Сорванная резьба
Я родился после войны. Мое детство было бедным и радостным, потому что вокруг меня жили счастливые люди, они много улыбались и всегда были вместе: на сенокосе, или если соседу помочь дом поднять, или если на каток или в кино, и всегда с нами – многочисленной мелюзгой. И нас, детей, было очень много, не было детских площадок, но дворы кипели детским гомоном и суетой, и всё наше детство проходило где-то на задворках в огромных лопухах, на старых ранетках, или в играх «в сопку», в «войну», «в Чапая», или на катке, или на санках на склонах оврагов. Или на велосипеде, единственном на всю улицу велосипеде, который мне купил отец, вопреки беспощадным, как прокурорский взгляд, доводам мамы, а потом ещё у нас появился телевизор, и все соседи по вечерам собирались смотреть кино у нас дома.Мне, еще совсем мальчишке, запомнилось общее настроение жизни, никогда я более не видел людей с такой жаждой жизни. Отец сидел за учебниками, а мать подталкивала нас прочь из дома на улицу, мол, не мешайте папке учиться, у него скоро экзамены. И мне казалось, что этот неведомый экзамен сродни какой-то неистовой пытке, допросу или даже казни. Когда собирались фронтовики, а они кучковались всегда вместе, было много смеха, и они помогали друг другу во всем и безоговорочно. И еще вот этот возглас: «Махнемся не глядя?!» и менялись часами. У отца всегда были новые часы, а однажды даже без механизма внутри, только стрелки. Но это был не обман, это у фронтовиков была такая игра в обман. И они неустанно чем-то махались друг с другом. Фронтовик – это всегда был знак качества на работе, честнее и ответственнее людей ты не встретишь.
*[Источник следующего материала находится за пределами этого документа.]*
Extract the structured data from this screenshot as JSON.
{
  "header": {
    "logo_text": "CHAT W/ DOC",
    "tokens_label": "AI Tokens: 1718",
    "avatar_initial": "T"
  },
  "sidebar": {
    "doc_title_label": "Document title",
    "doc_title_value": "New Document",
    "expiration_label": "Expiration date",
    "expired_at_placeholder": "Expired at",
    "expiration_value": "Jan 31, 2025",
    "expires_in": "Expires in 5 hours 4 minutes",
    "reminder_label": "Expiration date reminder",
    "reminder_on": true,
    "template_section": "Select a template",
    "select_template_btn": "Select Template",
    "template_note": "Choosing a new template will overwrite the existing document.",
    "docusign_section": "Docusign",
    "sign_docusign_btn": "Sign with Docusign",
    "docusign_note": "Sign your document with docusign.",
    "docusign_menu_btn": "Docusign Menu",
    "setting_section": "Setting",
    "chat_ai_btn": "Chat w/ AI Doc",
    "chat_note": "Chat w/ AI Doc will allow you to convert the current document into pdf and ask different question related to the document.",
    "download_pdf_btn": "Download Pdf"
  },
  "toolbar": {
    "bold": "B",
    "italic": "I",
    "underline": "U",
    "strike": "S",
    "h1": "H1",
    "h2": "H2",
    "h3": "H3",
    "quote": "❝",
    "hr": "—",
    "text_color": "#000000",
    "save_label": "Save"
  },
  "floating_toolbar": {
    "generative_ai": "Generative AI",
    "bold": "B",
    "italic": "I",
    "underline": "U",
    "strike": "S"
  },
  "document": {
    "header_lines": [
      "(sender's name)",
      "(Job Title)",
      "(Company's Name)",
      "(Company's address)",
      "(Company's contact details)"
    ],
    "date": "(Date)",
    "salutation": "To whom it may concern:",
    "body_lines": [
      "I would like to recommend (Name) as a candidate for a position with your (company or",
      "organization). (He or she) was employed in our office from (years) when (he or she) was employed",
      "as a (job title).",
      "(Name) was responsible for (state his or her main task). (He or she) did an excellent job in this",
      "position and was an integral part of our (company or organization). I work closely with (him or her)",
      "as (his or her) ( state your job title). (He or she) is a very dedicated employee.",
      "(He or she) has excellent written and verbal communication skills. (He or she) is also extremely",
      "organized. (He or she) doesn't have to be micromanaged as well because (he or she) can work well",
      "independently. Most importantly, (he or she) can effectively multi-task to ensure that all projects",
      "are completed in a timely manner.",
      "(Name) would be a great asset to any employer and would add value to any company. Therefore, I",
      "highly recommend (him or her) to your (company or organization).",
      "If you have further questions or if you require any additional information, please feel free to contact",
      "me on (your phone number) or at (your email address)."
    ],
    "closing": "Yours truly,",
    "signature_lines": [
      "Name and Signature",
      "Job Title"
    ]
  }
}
Много инвалидов на наших улицах появилось через несколько лет после войны, потому что им пришлось долго лечиться в госпиталях, они осваивали новые профессии: чинили обувь, одежду, часы, изготавливали деревянные маленькие бочонки, столитровые кадки, корыта, а более всего я любил деревянные игрушки. Фронтовики-инвалиды, не помышлявшие о творчестве, вдруг раскрывали в себе такие тонкие таланты художников, что некоторым профессионалам и не снилось такое. У нас был один инвалид, который вязал пуховые шали, рукавички, свитера и много пел. В те годы люди много пели, и не только во время застолья, а даже старшие девчонки в школе, на переменах сидели на подоконниках в коридоре и пели.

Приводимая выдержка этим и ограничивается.